Paying Indore-based BPO workers better salaries might have avoided the $400 million Coinbase crypto data hack

From the Bitcoin Conference 2025 at The Venetian Convention & Expo Centre | AFP

With the latest $400 million Coinbase database leak, crypto exchanges finally found their kryptonite—the underpaid customer service executive. When Fortune recently broke the story of criminals stealing the personal data of thousands of Coinbase customers, the investigation revealed what most economists already knew.

The weakest link was none other than the set of support agents sitting all the way back in India, and it did not take much to bribe them.

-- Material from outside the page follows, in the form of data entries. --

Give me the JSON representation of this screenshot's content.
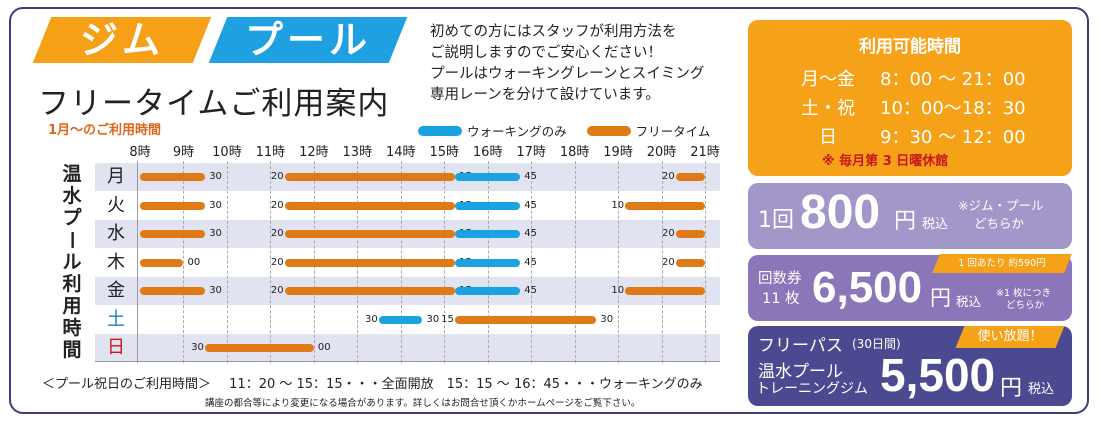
{
  "header": {
    "tab_gym": "ジム",
    "tab_pool": "プール",
    "title": "フリータイムご利用案内",
    "hours_note": "1月～のご利用時間",
    "intro": [
      "初めての方にはスタッフが利用方法を",
      "ご説明しますのでご安心ください！",
      "プールはウォーキングレーンとスイミング",
      "専用レーンを分けて設けています。"
    ]
  },
  "legend": {
    "walking": "ウォーキングのみ",
    "free": "フリータイム"
  },
  "colors": {
    "orange": "#e07a16",
    "blue": "#1aa3e0",
    "accent": "#f6a219",
    "navy": "#3a3f7a"
  },
  "schedule": {
    "vertical_label": [
      "温",
      "水",
      "プ",
      "ー",
      "ル",
      "利",
      "用",
      "時",
      "間"
    ],
    "hours": [
      "8時",
      "9時",
      "10時",
      "11時",
      "12時",
      "13時",
      "14時",
      "15時",
      "16時",
      "17時",
      "18時",
      "19時",
      "20時",
      "21時"
    ],
    "days": [
      {
        "name": "月",
        "color": "#222222",
        "segments": [
          {
            "start": 8,
            "end": 9.5,
            "type": "free",
            "labels": [
              "",
              "30"
            ]
          },
          {
            "start": 11.333,
            "end": 15.25,
            "type": "free",
            "labels": [
              "20",
              "15"
            ]
          },
          {
            "start": 15.25,
            "end": 16.75,
            "type": "walking",
            "labels": [
              "",
              "45"
            ]
          },
          {
            "start": 20.333,
            "end": 21,
            "type": "free",
            "labels": [
              "20",
              ""
            ]
          }
        ]
      },
      {
        "name": "火",
        "color": "#222222",
        "segments": [
          {
            "start": 8,
            "end": 9.5,
            "type": "free",
            "labels": [
              "",
              "30"
            ]
          },
          {
            "start": 11.333,
            "end": 15.25,
            "type": "free",
            "labels": [
              "20",
              "15"
            ]
          },
          {
            "start": 15.25,
            "end": 16.75,
            "type": "walking",
            "labels": [
              "",
              "45"
            ]
          },
          {
            "start": 19.167,
            "end": 21,
            "type": "free",
            "labels": [
              "10",
              ""
            ]
          }
        ]
      },
      {
        "name": "水",
        "color": "#222222",
        "segments": [
          {
            "start": 8,
            "end": 9.5,
            "type": "free",
            "labels": [
              "",
              "30"
            ]
          },
          {
            "start": 11.333,
            "end": 15.25,
            "type": "free",
            "labels": [
              "20",
              "15"
            ]
          },
          {
            "start": 15.25,
            "end": 16.75,
            "type": "walking",
            "labels": [
              "",
              "45"
            ]
          },
          {
            "start": 20.333,
            "end": 21,
            "type": "free",
            "labels": [
              "20",
              ""
            ]
          }
        ]
      },
      {
        "name": "木",
        "color": "#222222",
        "segments": [
          {
            "start": 8,
            "end": 9,
            "type": "free",
            "labels": [
              "",
              "00"
            ]
          },
          {
            "start": 11.333,
            "end": 15.25,
            "type": "free",
            "labels": [
              "20",
              "15"
            ]
          },
          {
            "start": 15.25,
            "end": 16.75,
            "type": "walking",
            "labels": [
              "",
              "45"
            ]
          },
          {
            "start": 20.333,
            "end": 21,
            "type": "free",
            "labels": [
              "20",
              ""
            ]
          }
        ]
      },
      {
        "name": "金",
        "color": "#222222",
        "segments": [
          {
            "start": 8,
            "end": 9.5,
            "type": "free",
            "labels": [
              "",
              "30"
            ]
          },
          {
            "start": 11.333,
            "end": 15.25,
            "type": "free",
            "labels": [
              "20",
              "15"
            ]
          },
          {
            "start": 15.25,
            "end": 16.75,
            "type": "walking",
            "labels": [
              "",
              "45"
            ]
          },
          {
            "start": 19.167,
            "end": 21,
            "type": "free",
            "labels": [
              "10",
              ""
            ]
          }
        ]
      },
      {
        "name": "土",
        "color": "#1a7fc8",
        "segments": [
          {
            "start": 13.5,
            "end": 14.5,
            "type": "walking",
            "labels": [
              "30",
              "30"
            ]
          },
          {
            "start": 15.25,
            "end": 18.5,
            "type": "free",
            "labels": [
              "15",
              "30"
            ]
          }
        ]
      },
      {
        "name": "日",
        "color": "#c8161d",
        "segments": [
          {
            "start": 9.5,
            "end": 12,
            "type": "free",
            "labels": [
              "30",
              "00"
            ]
          }
        ]
      }
    ]
  },
  "holiday": {
    "label": "＜プール祝日のご利用時間＞",
    "detail": "11：20 ～ 15：15・・・全面開放　15：15 ～ 16：45・・・ウォーキングのみ",
    "disclaimer": "講座の都合等により変更になる場合があります。詳しくはお問合せ頂くかホームページをご覧下さい。"
  },
  "available_hours": {
    "title": "利用可能時間",
    "rows": [
      {
        "day": "月～金",
        "time": "8：00 ～ 21：00"
      },
      {
        "day": "土・祝",
        "time": "10：00～18：30"
      },
      {
        "day": "日",
        "time": "9：30 ～ 12：00"
      }
    ],
    "closed": "※ 毎月第 3 日曜休館"
  },
  "pricing": {
    "single": {
      "prefix": "1回",
      "price": "800",
      "yen": "円",
      "tax": "税込",
      "note": [
        "※ジム・プール",
        "どちらか"
      ]
    },
    "coupon": {
      "label": [
        "回数券",
        "11 枚"
      ],
      "price": "6,500",
      "yen": "円",
      "tax": "税込",
      "note": [
        "※1 枚につき",
        "どちらか"
      ],
      "ribbon": "1 回あたり 約590円"
    },
    "pass": {
      "title": "フリーパス",
      "period": "(30日間)",
      "ribbon": "使い放題！",
      "label": [
        "温水プール",
        "トレーニングジム"
      ],
      "price": "5,500",
      "yen": "円",
      "tax": "税込"
    }
  }
}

On May 15, Coinbase revealed its biggest security lapse ever, with losses estimated to be as much as $400 million. Even though it put a $20 million bounty on the perpetrators, the Fortune investigation revealed that they were just a “loose network of young English-speaking hackers”.

But at the centre of the leak was a small Texas-based BPO called TaskUs, which operated customer services to Coinbase at a low cost by employing Indians in customer care centres like the one they had in Indore.

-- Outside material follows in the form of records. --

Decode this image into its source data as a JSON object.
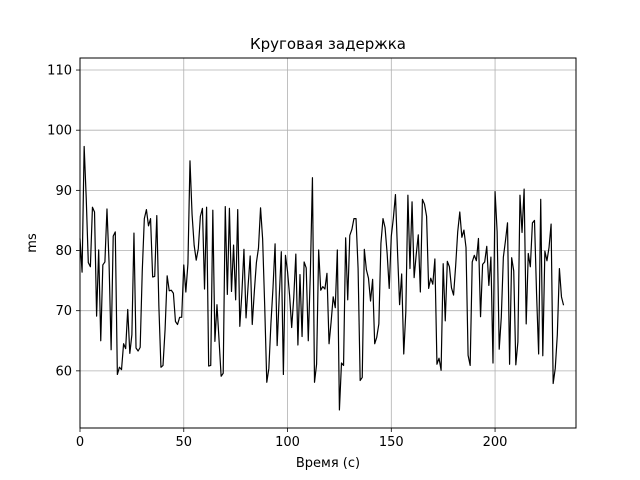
{
  "chart_data": {
    "type": "line",
    "title": "Круговая задержка",
    "xlabel": "Время (с)",
    "ylabel": "ms",
    "xlim": [
      0,
      239
    ],
    "ylim": [
      50.5,
      112
    ],
    "xticks": [
      0,
      50,
      100,
      150,
      200
    ],
    "yticks": [
      60,
      70,
      80,
      90,
      100,
      110
    ],
    "grid": true,
    "series": [
      {
        "line_color": "#000000",
        "x_start": 0,
        "x_step": 1,
        "values": [
          82.0,
          76.4,
          97.3,
          88.7,
          78.0,
          77.3,
          87.2,
          86.4,
          69.1,
          80.1,
          65.0,
          77.6,
          78.1,
          86.9,
          78.0,
          63.5,
          82.4,
          83.1,
          59.4,
          60.6,
          60.2,
          64.5,
          63.7,
          70.2,
          62.9,
          66.0,
          82.9,
          63.8,
          63.3,
          63.9,
          76.6,
          85.3,
          86.8,
          84.1,
          85.3,
          75.6,
          75.7,
          85.8,
          70.8,
          60.6,
          60.9,
          66.9,
          75.8,
          73.3,
          73.4,
          72.9,
          68.2,
          67.7,
          68.9,
          68.9,
          77.6,
          73.1,
          77.8,
          94.9,
          86.0,
          80.9,
          78.4,
          80.3,
          85.7,
          87.0,
          73.6,
          87.2,
          60.8,
          60.9,
          86.7,
          64.9,
          71.0,
          65.1,
          59.1,
          59.6,
          87.3,
          72.7,
          87.0,
          73.2,
          80.9,
          71.8,
          86.8,
          67.4,
          72.9,
          80.2,
          68.8,
          74.1,
          79.1,
          67.7,
          73.2,
          78.0,
          80.4,
          87.1,
          81.9,
          70.8,
          58.1,
          60.4,
          67.9,
          73.8,
          81.1,
          64.2,
          72.3,
          79.8,
          59.4,
          79.2,
          76.5,
          72.5,
          67.2,
          72.2,
          79.4,
          64.3,
          76.0,
          65.7,
          78.1,
          77.1,
          65.0,
          76.3,
          92.1,
          58.1,
          61.1,
          80.1,
          73.4,
          74.0,
          73.6,
          76.2,
          64.5,
          68.1,
          72.3,
          70.5,
          80.1,
          53.5,
          61.3,
          60.9,
          82.1,
          71.8,
          82.5,
          83.5,
          85.3,
          85.3,
          77.0,
          58.4,
          58.9,
          80.2,
          76.8,
          75.4,
          71.6,
          75.2,
          64.5,
          65.6,
          67.8,
          81.2,
          85.3,
          83.8,
          79.5,
          73.7,
          82.4,
          85.4,
          89.3,
          79.8,
          71.0,
          76.1,
          62.8,
          69.8,
          89.2,
          77.0,
          88.1,
          75.5,
          79.3,
          82.6,
          73.1,
          88.5,
          87.7,
          85.7,
          73.7,
          75.4,
          74.4,
          78.6,
          61.1,
          62.1,
          60.1,
          77.8,
          68.3,
          78.2,
          77.3,
          73.8,
          72.6,
          77.4,
          83.1,
          86.4,
          82.2,
          83.4,
          80.5,
          62.6,
          60.9,
          78.1,
          79.2,
          78.3,
          82.0,
          69.0,
          77.7,
          78.1,
          80.7,
          74.2,
          78.9,
          61.3,
          89.8,
          83.1,
          63.6,
          68.9,
          78.9,
          81.6,
          84.6,
          61.1,
          78.8,
          76.6,
          61.0,
          64.8,
          89.2,
          83.0,
          90.2,
          67.8,
          79.5,
          77.3,
          84.6,
          85.0,
          72.8,
          62.8,
          88.5,
          62.5,
          79.9,
          78.3,
          80.5,
          84.4,
          57.9,
          60.4,
          66.0,
          77.0,
          72.3,
          70.9
        ]
      }
    ]
  }
}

TaskUs has been providing customer service to Coinbase since 2017, according to the investigation citing SEC filings. It also delved into how much a BPO worker page—just between $500 to $700 a month.

For India, it is much more than the mean BPO salary, cited Forbes. But in international terms, it is criminally lower than the federal minimum wage in the US. For instance, if someone worked just 20 days a month in 8-hour shifts at $7.25 per hour, they still made $1,160 that month.

And this is exactly why these BPO workers were the “weakest point in the chain” as Sergio Garcia, founder of the crypto investigations company Tracelon, told Forbes. According to the report, TaskUs laid off 226 of its employees working for Coinbase from its Indore service centre.

These underpaid BPO support staff in India were reportedly bribed by teenage hackers, as per the report. Not Russian and North Korean crypto hackers, but a “loose affiliation of teenagers and twentysomethings” who called themselves ‘the Comm’ or ‘Com’.

Using Telegram and Discord, the alleged perpetrators reportedly bribed the BPO agents to gather sensitive customer data, who then gave it a team that was proficient in carrying out social engineering scams.

While the investigation pointed to an “inside job”, it could be reasoned that if TaskUs had paid fair wages to customer service executives who handled queries from people who were pinged them to enquire about cryptocurrencies, this might have been avoided. The 1990 fair wage–effort hypothesis by Akerloff and Yellen and noted economics author Peter N. S. Lee point to the same.